Após a segunda ascensão, Qin Shiou abriu os olhos e, diante do sorriso radiante de Weini, agradeceu-lhe: “Você me ajudou mais uma vez. Para ser sincero, a sensação de enjoo no avião não é nada agradável.”
Weini sorriu: “Realmente não é das melhores, mas acredito que, se você voar mais algumas vezes, essa sensação vai melhorar bastante.”
Qin Shiou balançou a cabeça: “A não ser que seja no seu voo, do contrário, se eu puder evitar, não subo mais em avião nenhum. Ah, então você é chefe de cabine? Não é de se estranhar que, daquela vez, depois de me ajudar, eu tentei agradecer e não consegui te encontrar.”
“Fui promovida a chefe de cabine há pouco tempo. Tenho que gerenciar a equipe de bordo deste avião, por isso fico bastante ocupada,” explicou Weini.

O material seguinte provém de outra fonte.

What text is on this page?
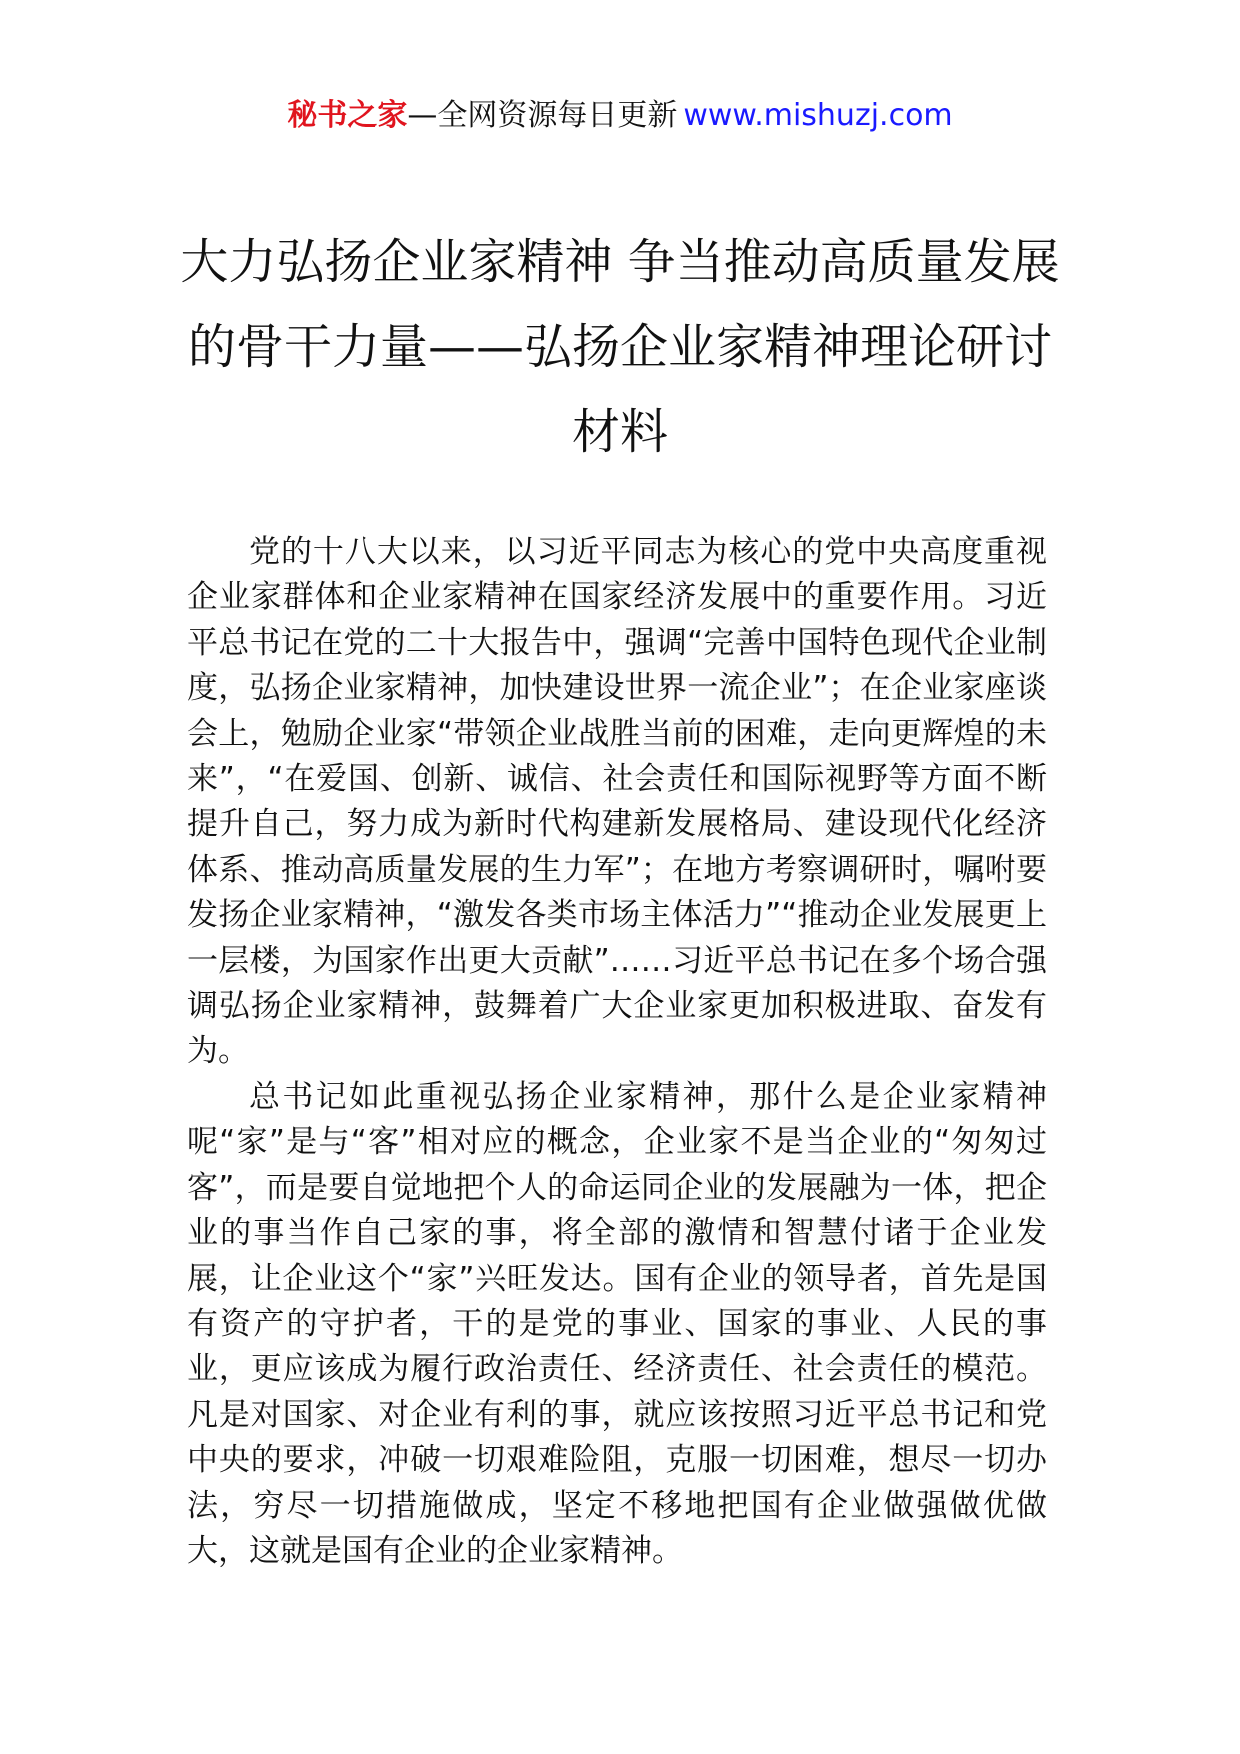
秘书之家—全网资源每日更新 www.mishuzj.com
大力弘扬企业家精神 争当推动高质量发展
的骨干力量——弘扬企业家精神理论研讨
材料

党的十八大以来，以习近平同志为核心的党中央高度重视企业家群体和企业家精神在国家经济发展中的重要作用。习近平总书记在党的二十大报告中，强调“完善中国特色现代企业制度，弘扬企业家精神，加快建设世界一流企业”；在企业家座谈会上，勉励企业家“带领企业战胜当前的困难，走向更辉煌的未来”，“在爱国、创新、诚信、社会责任和国际视野等方面不断提升自己，努力成为新时代构建新发展格局、建设现代化经济体系、推动高质量发展的生力军”；在地方考察调研时，嘱咐要发扬企业家精神，“激发各类市场主体活力”“推动企业发展更上一层楼，为国家作出更大贡献”……习近平总书记在多个场合强调弘扬企业家精神，鼓舞着广大企业家更加积极进取、奋发有为。

总书记如此重视弘扬企业家精神，那什么是企业家精神呢“家”是与“客”相对应的概念，企业家不是当企业的“匆匆过客”，而是要自觉地把个人的命运同企业的发展融为一体，把企业的事当作自己家的事，将全部的激情和智慧付诸于企业发展，让企业这个“家”兴旺发达。国有企业的领导者，首先是国有资产的守护者，干的是党的事业、国家的事业、人民的事业，更应该成为履行政治责任、经济责任、社会责任的模范。凡是对国家、对企业有利的事，就应该按照习近平总书记和党中央的要求，冲破一切艰难险阻，克服一切困难，想尽一切办法，穷尽一切措施做成，坚定不移地把国有企业做强做优做大，这就是国有企业的企业家精神。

“Então, agradeço ainda mais por ter reservado um tempo precioso para me dar apoio psicológico,” disse Qin Shiou.
Weini piscou e respondeu: “Não, na verdade vim até aqui seguindo a recomendação de uma colega, especialmente para ver como seria um jovem notável capaz de viajar na primeira classe.”
Ao dizer isso, Weini soltou uma risada, e Qin Shiou a acompanhou, sorrindo também.
Entre mulheres, as fofocas correm soltas. Qin Shiou suspeitou que as comissárias da primeira classe já tinham feito algumas suposições sobre ele, do contrário Weini não brincaria daquele jeito.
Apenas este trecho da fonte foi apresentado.